As mentioned above, the results of sensitivity analysis indicate that different individual parameter plays its importance in affecting the evolution of osmosis pressure over time in the experimental tests and the numerical modeling. Note that this study is only the first step toward a comprehensive effort to investigate the osmosis effect of the clay samples on the downward intrusion of saline groundwater in the NCP.

Conclusions

To investigate the existence of chemical osmosis in the aquitard between the shallow aquifer containing saline groundwater and the deeper aquifer containing fresh groundwater in the North China Plain (NCP), we chose clay samples including in situ and remolded samples collected from the aquitard of interest to carry out a series of chemical osmosis experiments. The experimental results show that apparent osmotic flow can be monitored, no matter what the clay sample for test is the in situ or the remolded. Meanwhile, the reflection coefficient (σ) measuring the magnitude of osmotic flow for the in situ and remolded clay are 0.0110.023 and 0.083–0.098, respectively, by the open reservoir and closed reservoir methods. Obviously, compared with undisturbed (in situ) clay, remolded clay possesses a higher chemical osmosis efficiency coefficient (σ) and a lower permeability (k) because the sorting of clay particles became better for the remolded clay. Also, for both in situ and the remolded clay samples, the reflection coefficient measured in the open reservoir stage is smaller than that measured in the closed reservoir stage.

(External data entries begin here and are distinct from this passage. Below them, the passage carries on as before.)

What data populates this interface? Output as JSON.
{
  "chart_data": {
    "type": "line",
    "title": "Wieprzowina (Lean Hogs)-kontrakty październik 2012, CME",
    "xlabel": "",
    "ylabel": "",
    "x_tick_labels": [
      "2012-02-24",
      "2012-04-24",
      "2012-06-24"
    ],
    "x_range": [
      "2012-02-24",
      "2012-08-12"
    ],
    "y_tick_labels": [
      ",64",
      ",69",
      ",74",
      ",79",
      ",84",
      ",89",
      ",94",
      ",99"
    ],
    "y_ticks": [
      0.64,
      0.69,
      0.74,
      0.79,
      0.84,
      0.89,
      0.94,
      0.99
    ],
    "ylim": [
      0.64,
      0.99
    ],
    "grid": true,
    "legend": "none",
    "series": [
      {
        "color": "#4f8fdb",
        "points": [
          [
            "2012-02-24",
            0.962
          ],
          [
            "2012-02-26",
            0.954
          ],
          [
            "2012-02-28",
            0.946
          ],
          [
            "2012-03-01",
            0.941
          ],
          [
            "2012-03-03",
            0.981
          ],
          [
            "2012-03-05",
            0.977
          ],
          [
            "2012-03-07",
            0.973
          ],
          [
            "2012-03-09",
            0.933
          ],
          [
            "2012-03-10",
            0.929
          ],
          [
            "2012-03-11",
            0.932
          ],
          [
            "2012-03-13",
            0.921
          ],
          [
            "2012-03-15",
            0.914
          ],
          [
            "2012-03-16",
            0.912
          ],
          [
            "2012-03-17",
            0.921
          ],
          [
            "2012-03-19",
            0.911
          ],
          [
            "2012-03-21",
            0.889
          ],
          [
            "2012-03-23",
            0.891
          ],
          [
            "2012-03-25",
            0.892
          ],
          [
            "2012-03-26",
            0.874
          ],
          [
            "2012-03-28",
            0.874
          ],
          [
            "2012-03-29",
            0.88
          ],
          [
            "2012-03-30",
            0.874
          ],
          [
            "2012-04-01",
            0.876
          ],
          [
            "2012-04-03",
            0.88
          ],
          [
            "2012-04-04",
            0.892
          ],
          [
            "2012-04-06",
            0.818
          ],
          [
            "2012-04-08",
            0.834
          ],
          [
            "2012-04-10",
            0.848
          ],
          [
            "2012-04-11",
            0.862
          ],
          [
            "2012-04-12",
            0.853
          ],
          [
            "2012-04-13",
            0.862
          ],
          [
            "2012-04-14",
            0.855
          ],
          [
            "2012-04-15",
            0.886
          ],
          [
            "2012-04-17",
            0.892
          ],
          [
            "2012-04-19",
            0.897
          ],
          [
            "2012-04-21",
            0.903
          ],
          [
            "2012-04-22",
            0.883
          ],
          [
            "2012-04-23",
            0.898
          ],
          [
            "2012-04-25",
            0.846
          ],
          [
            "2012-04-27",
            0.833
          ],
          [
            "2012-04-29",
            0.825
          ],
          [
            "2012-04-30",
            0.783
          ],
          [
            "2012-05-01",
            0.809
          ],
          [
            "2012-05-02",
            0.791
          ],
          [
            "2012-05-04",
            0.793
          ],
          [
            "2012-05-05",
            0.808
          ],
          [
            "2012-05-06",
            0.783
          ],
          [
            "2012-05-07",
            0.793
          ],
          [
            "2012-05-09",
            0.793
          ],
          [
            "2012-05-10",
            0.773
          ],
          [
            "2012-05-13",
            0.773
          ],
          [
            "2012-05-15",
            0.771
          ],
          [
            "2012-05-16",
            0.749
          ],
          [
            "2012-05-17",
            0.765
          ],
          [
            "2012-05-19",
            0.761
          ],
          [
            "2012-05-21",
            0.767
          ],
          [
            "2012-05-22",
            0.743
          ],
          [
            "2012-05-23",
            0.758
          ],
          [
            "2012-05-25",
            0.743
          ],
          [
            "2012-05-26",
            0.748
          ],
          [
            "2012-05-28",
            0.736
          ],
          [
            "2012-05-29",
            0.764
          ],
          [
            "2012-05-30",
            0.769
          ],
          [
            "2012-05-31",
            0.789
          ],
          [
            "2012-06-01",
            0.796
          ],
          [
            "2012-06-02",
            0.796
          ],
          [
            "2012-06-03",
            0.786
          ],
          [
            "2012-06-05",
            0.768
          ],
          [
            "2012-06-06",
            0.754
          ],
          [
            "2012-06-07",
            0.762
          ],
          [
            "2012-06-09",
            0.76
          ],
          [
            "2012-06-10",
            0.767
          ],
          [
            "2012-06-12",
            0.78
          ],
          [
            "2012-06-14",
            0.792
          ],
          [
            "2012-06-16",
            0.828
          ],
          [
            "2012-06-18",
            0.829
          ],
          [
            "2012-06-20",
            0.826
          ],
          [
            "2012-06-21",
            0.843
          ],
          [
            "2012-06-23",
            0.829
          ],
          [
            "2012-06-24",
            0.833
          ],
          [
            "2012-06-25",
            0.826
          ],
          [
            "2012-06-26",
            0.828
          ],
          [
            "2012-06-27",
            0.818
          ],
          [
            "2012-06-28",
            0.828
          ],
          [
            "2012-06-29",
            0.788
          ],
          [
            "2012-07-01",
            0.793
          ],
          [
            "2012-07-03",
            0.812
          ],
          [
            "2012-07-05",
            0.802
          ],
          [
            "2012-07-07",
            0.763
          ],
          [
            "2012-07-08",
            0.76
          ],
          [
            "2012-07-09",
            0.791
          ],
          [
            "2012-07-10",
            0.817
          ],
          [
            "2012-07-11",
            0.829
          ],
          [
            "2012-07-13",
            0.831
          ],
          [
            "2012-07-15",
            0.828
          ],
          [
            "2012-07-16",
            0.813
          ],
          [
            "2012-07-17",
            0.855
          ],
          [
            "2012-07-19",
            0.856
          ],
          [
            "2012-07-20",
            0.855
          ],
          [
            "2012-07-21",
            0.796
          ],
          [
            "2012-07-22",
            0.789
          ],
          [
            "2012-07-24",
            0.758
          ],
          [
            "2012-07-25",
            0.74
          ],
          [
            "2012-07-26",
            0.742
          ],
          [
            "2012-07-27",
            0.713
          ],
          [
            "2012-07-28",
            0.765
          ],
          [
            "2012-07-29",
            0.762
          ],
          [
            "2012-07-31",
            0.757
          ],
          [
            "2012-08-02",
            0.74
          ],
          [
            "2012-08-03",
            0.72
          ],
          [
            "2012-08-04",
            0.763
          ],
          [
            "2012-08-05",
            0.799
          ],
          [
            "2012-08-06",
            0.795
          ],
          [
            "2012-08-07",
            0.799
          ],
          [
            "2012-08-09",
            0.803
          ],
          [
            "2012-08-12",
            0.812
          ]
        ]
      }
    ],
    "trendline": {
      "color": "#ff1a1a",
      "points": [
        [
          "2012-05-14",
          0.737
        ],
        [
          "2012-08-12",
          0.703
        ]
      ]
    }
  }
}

Moreover, a chemical osmosis continuum model was conducted to simulate the evolution of the osmotically driven hydraulic pressure in the clay samples. To identify the intrinsic parameters of clay, the simulating results output from the continuum model are compared with the measured data in the closed reservoir stage for the in situ clay sample experiment. An excellent match between the measured and the calculated pressure data indicated that the model can be used to simulate the transient evolution of fluid pressure induced by the chemical osmosis gradient. It is verified that the model is applicable to interpret a series of osmosis tests, including laboratory test and in situ field osmosis test. Sensitivity analysis indicates that the different individual parameters input to the model play their importance in affecting the evolution of osmosis pressure over time. The reflection coefficient (σ) and the diffusion coefficient (D) mainly control the peak value and the decay rate of the osmosis pressure over a period of time, respectively. At the same time, both of intrinsic permeability (k) and the specific storage (S s) profoundly influence the arrival time to the peak value of the pressure. In particular, this study indicates that the chemical osmosis phenomenon certainly occurs in clayey sediments between the shallow saline groundwater and deeper fresh groundwater in the North China Plain. This requires that the osmotic transport should be taken into account in the quantitative assessment of the hydrological process for the salt-rich region of the North China Plain (NCP). Furthermore, this study provides a reliable basis for further evaluating the effect of the chemical osmosis in the aquitard on the desalination of shallow saline groundwater and salinization of deeper fresh groundwater in the NCP.